15. The microvolume-liquid dispenser according to claim 13, wherein

the control unit controls the movement of the micromotion unit by means of the unit micromotion mechanism to carry out a gap control operation for controlling the gap between the tip-end opening of the nozzle and the workpiece surface to be coated with the microvolume liquid droplets.

16. The microvolume-liquid dispenser according to claim 15, further comprising:

an observation optical unit for observing the state of dispensing of the microvolume liquid applied from the tip-end opening of the nozzle to the workpiece surface portion to be coated with the microvolume liquid; wherein

the control unit controls the movement of the micromotion unit by means of the unit micromotion mechanism on the basis of the state of dispensing.

17. The microvolume-liquid dispenser according to claim 13, wherein

the unit micromotion mechanism is a linear-motion mechanism having a motor, a ball screw turned by the motor, and a ball nut that slides along the axial direction of the ball screw in correspondence with the turning of the ball screw; and

the micromotion unit is mounted on the ball nut.

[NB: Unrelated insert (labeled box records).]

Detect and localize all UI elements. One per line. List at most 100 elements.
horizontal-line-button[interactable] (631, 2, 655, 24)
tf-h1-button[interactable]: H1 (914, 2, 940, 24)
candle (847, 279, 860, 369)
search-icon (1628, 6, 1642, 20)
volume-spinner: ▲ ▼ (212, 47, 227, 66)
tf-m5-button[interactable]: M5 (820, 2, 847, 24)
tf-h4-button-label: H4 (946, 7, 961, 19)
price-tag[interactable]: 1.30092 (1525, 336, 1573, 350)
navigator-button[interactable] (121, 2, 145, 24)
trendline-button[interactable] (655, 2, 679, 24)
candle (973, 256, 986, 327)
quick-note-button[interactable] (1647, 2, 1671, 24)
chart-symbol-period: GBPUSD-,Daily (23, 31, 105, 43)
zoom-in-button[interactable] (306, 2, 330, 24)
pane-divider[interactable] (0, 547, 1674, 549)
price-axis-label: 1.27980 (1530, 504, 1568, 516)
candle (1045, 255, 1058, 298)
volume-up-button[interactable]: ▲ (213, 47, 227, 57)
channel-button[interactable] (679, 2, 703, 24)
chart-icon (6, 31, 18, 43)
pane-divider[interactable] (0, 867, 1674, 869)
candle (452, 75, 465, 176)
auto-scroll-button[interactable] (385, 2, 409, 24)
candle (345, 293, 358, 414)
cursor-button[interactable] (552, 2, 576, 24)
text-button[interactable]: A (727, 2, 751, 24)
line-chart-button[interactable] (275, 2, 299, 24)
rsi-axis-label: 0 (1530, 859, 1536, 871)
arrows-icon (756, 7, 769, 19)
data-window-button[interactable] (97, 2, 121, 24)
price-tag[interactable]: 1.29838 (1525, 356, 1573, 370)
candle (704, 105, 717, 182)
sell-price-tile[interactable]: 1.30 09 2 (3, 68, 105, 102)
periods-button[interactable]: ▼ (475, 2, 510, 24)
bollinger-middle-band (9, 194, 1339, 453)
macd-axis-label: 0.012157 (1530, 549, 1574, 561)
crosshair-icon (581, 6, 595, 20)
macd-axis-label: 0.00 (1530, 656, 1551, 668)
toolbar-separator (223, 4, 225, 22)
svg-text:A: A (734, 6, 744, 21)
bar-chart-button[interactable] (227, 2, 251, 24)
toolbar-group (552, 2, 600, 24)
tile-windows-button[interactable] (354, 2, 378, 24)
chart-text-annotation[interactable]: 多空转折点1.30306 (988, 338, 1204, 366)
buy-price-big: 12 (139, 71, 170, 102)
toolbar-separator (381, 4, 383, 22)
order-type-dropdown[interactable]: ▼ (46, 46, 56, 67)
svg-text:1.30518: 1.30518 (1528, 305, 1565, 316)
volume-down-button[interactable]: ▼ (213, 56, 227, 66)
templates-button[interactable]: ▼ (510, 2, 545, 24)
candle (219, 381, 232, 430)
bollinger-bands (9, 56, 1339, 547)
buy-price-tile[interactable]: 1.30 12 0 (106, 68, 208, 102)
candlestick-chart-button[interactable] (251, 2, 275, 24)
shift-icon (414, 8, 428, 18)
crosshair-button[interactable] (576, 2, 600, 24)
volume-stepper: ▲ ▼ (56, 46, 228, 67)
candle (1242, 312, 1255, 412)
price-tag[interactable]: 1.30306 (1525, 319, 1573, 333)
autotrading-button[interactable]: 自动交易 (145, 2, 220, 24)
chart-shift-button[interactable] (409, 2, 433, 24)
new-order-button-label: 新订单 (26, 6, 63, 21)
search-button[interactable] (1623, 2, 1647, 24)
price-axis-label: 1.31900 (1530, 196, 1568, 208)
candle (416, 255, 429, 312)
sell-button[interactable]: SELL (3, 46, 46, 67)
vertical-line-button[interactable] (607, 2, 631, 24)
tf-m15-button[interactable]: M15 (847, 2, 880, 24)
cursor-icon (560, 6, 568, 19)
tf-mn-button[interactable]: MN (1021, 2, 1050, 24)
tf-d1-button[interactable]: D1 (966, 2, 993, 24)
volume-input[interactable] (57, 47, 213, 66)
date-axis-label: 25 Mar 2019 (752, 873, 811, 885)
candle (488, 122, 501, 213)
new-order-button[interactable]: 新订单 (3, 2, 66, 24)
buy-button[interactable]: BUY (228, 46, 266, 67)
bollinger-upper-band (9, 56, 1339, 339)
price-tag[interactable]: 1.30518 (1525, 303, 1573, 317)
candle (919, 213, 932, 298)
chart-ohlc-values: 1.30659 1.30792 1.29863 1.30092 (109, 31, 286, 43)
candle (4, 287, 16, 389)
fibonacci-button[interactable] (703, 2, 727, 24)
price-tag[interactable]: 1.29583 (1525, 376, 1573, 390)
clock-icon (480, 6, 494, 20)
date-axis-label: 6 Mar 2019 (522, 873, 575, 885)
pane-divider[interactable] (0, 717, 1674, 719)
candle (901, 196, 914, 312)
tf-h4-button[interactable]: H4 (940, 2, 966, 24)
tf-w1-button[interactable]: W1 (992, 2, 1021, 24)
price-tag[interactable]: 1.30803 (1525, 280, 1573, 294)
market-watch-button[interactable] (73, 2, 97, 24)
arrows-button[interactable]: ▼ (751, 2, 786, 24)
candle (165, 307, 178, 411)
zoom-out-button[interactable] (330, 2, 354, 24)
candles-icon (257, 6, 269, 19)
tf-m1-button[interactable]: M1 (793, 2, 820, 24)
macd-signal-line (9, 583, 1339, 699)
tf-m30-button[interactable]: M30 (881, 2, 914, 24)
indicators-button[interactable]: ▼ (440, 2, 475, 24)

18. The microvolume-liquid dispenser according to claim 13, further comprising:

a dispenser mount to which the liquid supply part, the liquid passage, and the nozzle are attached; and

a vacuum filling mechanism for attaining the liquid-filled state, wherein

the liquid supply part has a liquid reservoir part in which liquid is accumulated,

the vacuum filling mechanism has: a vacuum chamber capable of accommodating the liquid reservoir part, the liquid passage, and the nozzle after these three parts are removed from the dispenser mount; and a pressure fluid supply part for supplying a pressure fluid to the liquid reservoir part in order to supply liquid from the liquid reservoir part accommodated in the vacuum chamber to the nozzle via the liquid passage, and wherein

the liquid reservoir part, the liquid passage, and the nozzle after the liquid-filling state is attained, can be attached to the dispenser mount.